Lettres de Fadette/Première série/26

Imprimerie Populaire, Limitée (Première sériep. 58-61).

XXV

Mois de Marie


Je serais très malheureuse si je ne revenais pas dans mon village pour le « Mois de Marie », et ceux qui n’en ont jamais « fait » un à la campagne ont perdu une impression exquise.

D’année en année, c’est le même charme que l’on retrouve et comme un chapelet qui continue celui de l’année précédente… et le temps s’écoule, amenant si peu de changement que vous vous sentez toujours un esprit et une âme de Mois de Marie quand, après l’Angelus, la cloche carillonne pour l’office du soir.

J’aime à me rendre d’avance sur la petite place de l’église qui domine le fleuve ; dans le crépuscule rose le clocher pointu regarde si les étoiles ne commenceront pas bientôt leur ronde autour de sa flèche, et de toutes les maisons, des chemins verdissants, des vieux jardins clôturés, sortent lentement les fidèles qui causent bruyamment avec les « rencontres » ; les jeunes filles se groupent sur le perron, où les hommes, plus loin, « tirent une dernière touche » en attendant le curé… et on entend la maîtresse d’école, déjà installée à l’orgue, qui essaie ses accompagnements.

Et quand le curé arrive un peu essoufflé, car il est presque en retard, il frappe dans ses mains comme on fait à l’école : — Allons, mes amis, entrons, entrons, je commence le chapelet.

C’est un envolement de jupes claires dans l’escalier du jubé ; posément les fumeurs secouent la cendre de leur pipe et la mettent dans leur poche, tout en se rendant à leur place, à temps pour répondre au Credo.

C’est simple, c’est recueilli, c’est frais comme le parfum de la verdure qui décore l’autel en attendant que la chaleur le fleurisse.

Après le chapelet, un cantique et un petit sermon de quinze minutes. C’est un des talents de notre curé : il parle peu et bien, évitant les inutiles délayages, et tout son sujet tient dans ces quelques minutes bien employées. Il serait à citer comme modèle à de grands prêcheurs qui abusent un peu de la patience de leurs auditeurs. D’ailleurs, c’est un saint, notre curé ! Dieu et les âmes ! Il n’a pas d’autre souci, et on le sent si bien dans ses paroles et ses actes qu’on a le désir de lui ressembler ! Et ça, voyez-vous, c’est la meilleure prédication du monde ! C’est le curé qui vient souvent lui-même en surplis allumer les cierges : leur douce lueur d’étoile rend encore plus sombre la nef où la prière de tous rend l’air comme vibrant de ferveur : nulle part ailleurs je n’ai ressenti une telle impression de recueillement pieux. Et je ne vous ai encore rien dit des jolies voix pures qui chantent de très vieux cantiques et du plain-chant dont le latin est très purement prononcé. C’est que le curé y a vu : il est venu lui-même enseigner aux chanteuses à se tirer de ces subtiles difficultés avec un résultat qui vous étonnerait, critiques de la ville !

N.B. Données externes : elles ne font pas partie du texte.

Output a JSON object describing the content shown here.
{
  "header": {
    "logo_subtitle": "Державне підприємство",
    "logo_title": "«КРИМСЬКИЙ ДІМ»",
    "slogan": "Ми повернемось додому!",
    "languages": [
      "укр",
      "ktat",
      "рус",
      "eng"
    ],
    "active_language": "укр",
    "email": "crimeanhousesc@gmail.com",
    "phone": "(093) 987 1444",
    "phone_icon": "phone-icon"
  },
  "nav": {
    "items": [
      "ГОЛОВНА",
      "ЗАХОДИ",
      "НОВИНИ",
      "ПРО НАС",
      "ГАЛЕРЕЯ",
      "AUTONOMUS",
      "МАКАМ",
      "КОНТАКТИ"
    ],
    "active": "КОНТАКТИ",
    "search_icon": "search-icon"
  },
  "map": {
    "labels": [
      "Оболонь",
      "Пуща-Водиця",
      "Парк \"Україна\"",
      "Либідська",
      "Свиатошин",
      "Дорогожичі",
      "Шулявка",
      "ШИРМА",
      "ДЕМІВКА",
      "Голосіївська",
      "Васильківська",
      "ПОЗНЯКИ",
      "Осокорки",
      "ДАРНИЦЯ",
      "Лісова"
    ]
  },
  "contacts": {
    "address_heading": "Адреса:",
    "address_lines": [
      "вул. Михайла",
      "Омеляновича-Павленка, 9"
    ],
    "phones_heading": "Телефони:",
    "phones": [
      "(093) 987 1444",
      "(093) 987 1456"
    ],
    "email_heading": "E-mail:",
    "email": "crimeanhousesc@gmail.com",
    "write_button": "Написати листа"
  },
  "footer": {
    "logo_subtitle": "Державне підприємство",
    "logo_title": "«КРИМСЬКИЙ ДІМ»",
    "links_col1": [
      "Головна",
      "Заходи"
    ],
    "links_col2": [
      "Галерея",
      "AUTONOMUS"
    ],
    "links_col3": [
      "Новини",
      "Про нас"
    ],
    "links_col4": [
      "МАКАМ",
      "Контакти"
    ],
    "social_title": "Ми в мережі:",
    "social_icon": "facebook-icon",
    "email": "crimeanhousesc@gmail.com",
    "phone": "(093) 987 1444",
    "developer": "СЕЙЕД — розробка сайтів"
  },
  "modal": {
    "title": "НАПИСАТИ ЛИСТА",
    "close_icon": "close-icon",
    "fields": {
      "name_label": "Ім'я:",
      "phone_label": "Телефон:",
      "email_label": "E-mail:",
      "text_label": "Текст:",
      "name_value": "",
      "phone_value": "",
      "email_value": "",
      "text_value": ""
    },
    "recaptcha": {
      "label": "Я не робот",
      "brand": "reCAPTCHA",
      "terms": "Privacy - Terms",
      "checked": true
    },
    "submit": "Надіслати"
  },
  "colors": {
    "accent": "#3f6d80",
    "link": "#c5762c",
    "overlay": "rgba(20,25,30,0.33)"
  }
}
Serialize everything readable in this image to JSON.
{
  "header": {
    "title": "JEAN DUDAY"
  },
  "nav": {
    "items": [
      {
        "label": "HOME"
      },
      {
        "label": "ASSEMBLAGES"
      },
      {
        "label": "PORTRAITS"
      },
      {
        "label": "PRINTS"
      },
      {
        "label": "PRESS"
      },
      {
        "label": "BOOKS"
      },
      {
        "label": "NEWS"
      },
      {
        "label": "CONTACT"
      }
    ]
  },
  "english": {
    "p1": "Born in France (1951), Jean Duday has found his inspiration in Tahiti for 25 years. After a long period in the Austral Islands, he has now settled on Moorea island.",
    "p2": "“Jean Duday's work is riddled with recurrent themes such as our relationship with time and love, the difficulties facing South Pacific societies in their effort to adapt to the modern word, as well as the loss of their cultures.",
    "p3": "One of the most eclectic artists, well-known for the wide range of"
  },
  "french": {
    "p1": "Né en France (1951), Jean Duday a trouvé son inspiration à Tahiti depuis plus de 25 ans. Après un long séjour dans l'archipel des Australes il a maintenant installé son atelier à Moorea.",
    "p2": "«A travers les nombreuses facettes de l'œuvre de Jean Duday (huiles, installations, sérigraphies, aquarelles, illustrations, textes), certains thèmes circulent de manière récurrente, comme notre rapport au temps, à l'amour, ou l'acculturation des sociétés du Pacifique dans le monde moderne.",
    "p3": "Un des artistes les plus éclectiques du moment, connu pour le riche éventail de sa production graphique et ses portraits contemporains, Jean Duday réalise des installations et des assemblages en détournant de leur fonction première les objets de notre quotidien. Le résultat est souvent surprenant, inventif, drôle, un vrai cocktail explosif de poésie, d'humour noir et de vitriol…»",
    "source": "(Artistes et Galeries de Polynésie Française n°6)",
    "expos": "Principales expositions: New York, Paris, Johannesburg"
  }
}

Puis, quand un à un les cierges s’éteignent, l’église se vide très doucement et on parle encore bas sur le perron de l’église, car les portes sont ouvertes et les cierges fument encore…

Et tous les soirs c’est la même chose, et tous les ans aussi, et les mères qui ont chanté les vieux cantiques entendent leurs filles les chanter à leur tour et elles ne peuvent croire qu’avant longtemps elles seront grand’mères… Il leur semble que c’est hier qu’elles attendaient sur le perron leur amoureux qui commence pourtant à avoir des rhumatismes et qui les presse de rentrer, car le serein tombe.

J’ai déjà entendu plaindre les jeunes filles de la campagne par leurs compagnes citadines. Moi, je les envie et je les admire : leur vie entière oscille entre ces deux pôles sacrés du travail et de l’amour, et elle est certainement plus intense et surtout plus féconde que l’existence absurde des jeunes Montréalaises dont les jours fuient au milieu d’une agitation incessante et d’un mouvement perpétuel.